Chase the money

Al Capone-style drug laws needed

After a ruinous 30-year experiment in harsh sentences for narcotics trafficking resulting in mass incarceration, policymakers are having second thoughts. Many states have reformed their laws to shorten sentences. Congress is giving serious consideration to the Smarter Sentencing Act, which would do the same. The U.S. Sentencing Commission has just adopted a proposal to revise federal guidelines.

And most recently, Attorney General Eric H. Holder Jr. announced that President Barack Obama intends to use his executive pardon power to release hundreds (even thousands) of federal prisoners with narcotics convictions (I am on a committee to train lawyers for the project). Something like that hasn't happened since President John F. Kennedy granted clemency to more than 200 prisoners convicted of drug crimes.

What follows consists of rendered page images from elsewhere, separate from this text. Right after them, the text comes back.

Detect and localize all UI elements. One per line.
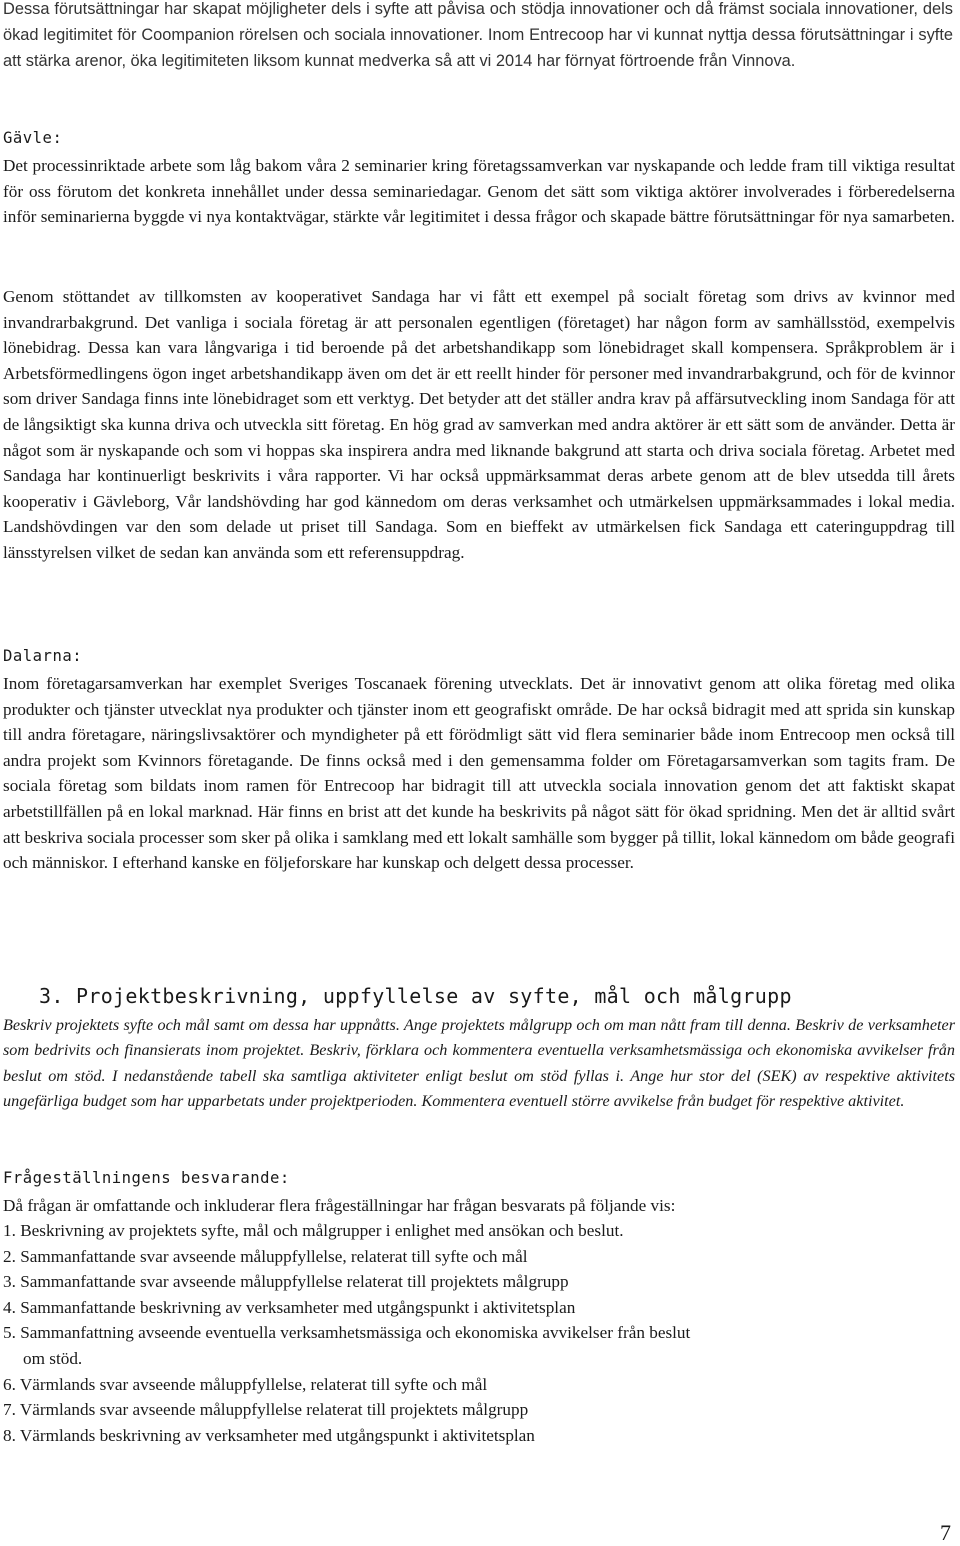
gavle-paragraph-1: Det processinriktade arbete som låg bakom våra 2 seminarier kring företagssamverkan var nyskapande och ledde fram till viktiga resultat för oss förutom det konkreta innehållet under dessa seminariedagar. Genom det sätt som viktiga aktörer involverades i förberedelserna inför seminarierna byggde vi nya kontaktvägar, stärkte vår legitimitet i dessa frågor och skapade bättre förutsättningar för nya samarbeten. xyxy=(3,156,955,227)
list-item: 7. Värmlands svar avseende måluppfyllelse relaterat till projektets målgrupp xyxy=(3,1400,529,1420)
list-item-continuation-text: om stöd. xyxy=(23,1348,83,1368)
list-item: 3. Sammanfattande svar avseende måluppfyllelse relaterat till projektets målgrupp xyxy=(3,1272,569,1292)
fragestallning-intro: Då frågan är omfattande och inkluderar flera frågeställningar har frågan besvarats på följande vis: xyxy=(3,1196,676,1215)
list-item: 6. Värmlands svar avseende måluppfyllelse, relaterat till syfte och mål xyxy=(3,1374,488,1394)
gavle-paragraph-2: Genom stöttandet av tillkomsten av kooperativet Sandaga har vi fått ett exempel på socialt företag som drivs av kvinnor med invandrarbakgrund. Det vanliga i sociala företag är att personalen egentligen (företaget) har någon form av samhällsstöd, exempelvis lönebidrag. Dessa kan vara långvariga i tid beroende på det arbetshandikapp som lönebidraget skall kompensera. Språkproblem är i Arbetsförmedlingens ögon inget arbetshandikapp även om det är ett reellt hinder för personer med invandrarbakgrund, och för de kvinnor som driver Sandaga finns inte lönebidraget som ett verktyg. Det betyder att det ställer andra krav på affärsutveckling inom Sandaga för att de långsiktigt ska kunna driva och utveckla sitt företag. En hög grad av samverkan med andra aktörer är ett sätt som de använder. Detta är något som är nyskapande och som vi hoppas ska inspirera andra med liknande bakgrund att starta och driva sociala företag. Arbetet med Sandaga har kontinuerligt beskrivits i våra rapporter. Vi har också uppmärksammat deras arbete genom att de blev utsedda till årets kooperativ i Gävleborg, Vår landshövding har god kännedom om deras verksamhet och utmärkelsen uppmärksammades i lokal media. Landshövdingen var den som delade ut priset till Sandaga. Som en bieffekt av utmärkelsen fick Sandaga ett cateringuppdrag till länsstyrelsen vilket de sedan kan använda som ett referensuppdrag. xyxy=(3,287,955,562)
list-item: 5. Sammanfattning avseende eventuella verksamhetsmässiga och ekonomiska avvikelser från beslut xyxy=(3,1323,691,1343)
section-3-instructions: Beskriv projektets syfte och mål samt om dessa har uppnåtts. Ange projektets målgrupp och om man nått fram till denna. Beskriv de verksamheter som bedrivits och finansierats inom projektet. Beskriv, förklara och kommentera eventuella verksamhetsmässiga och ekonomiska avvikelser från beslut om stöd. I nedanstående tabell ska samtliga aktiviteter enligt beslut om stöd fyllas i. Ange hur stor del (SEK) av respektive aktivitets ungefärliga budget som har upparbetats under projektperioden. Kommentera eventuell större avvikelse från budget för respektive aktivitet. xyxy=(3,1016,955,1111)
fragestallning-list xyxy=(3,1218,955,1448)
list-item-continuation xyxy=(3,1346,955,1372)
dalarna-paragraph: Inom företagarsamverkan har exemplet Sveriges Toscanaek förening utvecklats. Det är innovativt genom att olika företag med olika produkter och tjänster utvecklat nya produkter och tjänster inom ett geografiskt område. De har också bidragit med att sprida sin kunskap till andra företagare, näringslivsaktörer och myndigheter på ett förödmligt sätt vid flera seminarier både inom Entrecoop men också till andra projekt som Kvinnors företagande. De finns också med i den gemensamma folder om Företagarsamverkan som tagits fram. De sociala företag som bildats inom ramen för Entrecoop har bidragit till att utveckla sociala innovation genom det att faktiskt skapat arbetstillfällen på en lokal marknad. Här finns en brist att det kunde ha beskrivits på något sätt för ökad spridning. Men det är alltid svårt att beskriva sociala processer som sker på olika i samklang med ett lokalt samhälle som bygger på tillit, lokal kännedom om både geografi och människor. I efterhand kanske en följeforskare har kunskap och delgett dessa processer. xyxy=(3,674,955,873)
fragestallning-heading: Frågeställningens besvarande: xyxy=(3,1169,290,1187)
page-number: 7 xyxy=(940,1520,951,1545)
list-item: 4. Sammanfattande beskrivning av verksamheter med utgångspunkt i aktivitetsplan xyxy=(3,1297,576,1317)
intro-paragraph: Dessa förutsättningar har skapat möjligheter dels i syfte att påvisa och stödja innovationer och då främst sociala innovationer, dels ökad legitimitet för Coompanion rörelsen och sociala innovationer. Inom Entrecoop har vi kunnat nyttja dessa förutsättningar i syfte att stärka arenor, öka legitimiteten liksom kunnat medverka så att vi 2014 har förnyat förtroende från Vinnova. xyxy=(3,0,953,70)
list-item: 1. Beskrivning av projektets syfte, mål och målgrupper i enlighet med ansökan och beslut. xyxy=(3,1221,624,1240)
list-item: 2. Sammanfattande svar avseende måluppfyllelse, relaterat till syfte och mål xyxy=(3,1246,528,1266)
gavle-heading: Gävle: xyxy=(3,129,63,147)
dalarna-heading: Dalarna: xyxy=(3,647,83,665)
list-item: 8. Värmlands beskrivning av verksamheter med utgångspunkt i aktivitetsplan xyxy=(3,1425,535,1445)
section-3-heading: 3. Projektbeskrivning, uppfyllelse av syfte, mål och målgrupp xyxy=(39,984,792,1008)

Unfortunately, none of this addresses a basic underlying problem: We continue to use the weight of narcotics as a proxy for the culpability of an individual defendant, despite this policy's utter failure. If a kingpin imports 15 kilograms of cocaine into the country and pays a trucker $400 to carry it, they both face the same potential sentence. That's because the laws peg minimum and maximum sentences to the weight of the drugs at issue rather than to the actual role and responsibility of the defendant. It's a lousy system that has produced unjust sentences for too many low-level offenders, created racial disparities and crowded our prisons.

We should have learned our lesson about this from Al Capone, who thrived during a previous era of prohibition and violence. He didn't drive a beer truck or stand guard over the whiskey, and that made him hard to prosecute. Yet we haven't changed the structure of the laws even now to properly prioritize the incarceration of those most responsible for drug trafficking. Instead, weight-based statutes and sentencing guidelines allow law enforcement to arrest mules and street dealers and claim they are kingpins.

Some laws create remarkably low thresholds for the highest penalties. For example, my home state of Minnesota categorizes someone who sells just 10 grams of powder cocaine (the equivalent of 10 sugar packets) as guilty of a first-degree controlled-substance crime, the most serious of five felony categories. There is no real differentiation between the most culpable wholesaler and an occasional street dealer.

The problem with recent legal reforms is that they don't dispose of this rotten infrastructure. In 2010, Congress passed the Fair Sentencing Act, which changed the ratio between crack and powder cocaine for sentencing purposes from 100-to-1 (meaning the same sentence applied to 100 grams of powder cocaine and to 1 gram of crack) to 18-to-1.

What the Fair Sentencing Act didn't do is change the basic weight-centric focus that has filled our prisons with narcotics convicts. There were 4,749 such prisoners serving federal time in 1980, before the harshest weight-based standards were implemented. As of 2013, that number was 100,026. As for the drugs themselves, they're still here.

The law compounds this problem by considering all members of a supposed conspiracy to be equally responsible. Imagine a group of four people who agree to buy and distribute methamphetamine pills from Mexico. The leader knows how to get the methamphetamine wholesale, and has the capital to buy it. He arranges with one friend to smuggle it into the country and two others to sell it at a profit. The leader will get 80 percent of the profit, the smuggler will get 10 percent and each seller will get 5 percent. If they are caught, it is likely they will all face the same sentence, despite their very different roles.

A better measure of culpability would be the amount of profit that any individual took from the operation of a narcotics ring. Because narcotics conspiracies are nothing more or less than a business, they operate like any other business. The people who have the most important skills, capital at risk or entrepreneurial abilities take the most money. Statutes and guidelines should be rewritten so that profit thresholds replace narcotic weight thresholds. Only then will mules and street sellers properly face much shorter sentences than real kingpins.

This would create a new challenge for prosecutors and investigators, who would have to prove the amount of profit made by an individual defendant. It wouldn't be as easy as snatching up mules and street dealers. But then "easy" and "justice" rarely rest comfortably with each other.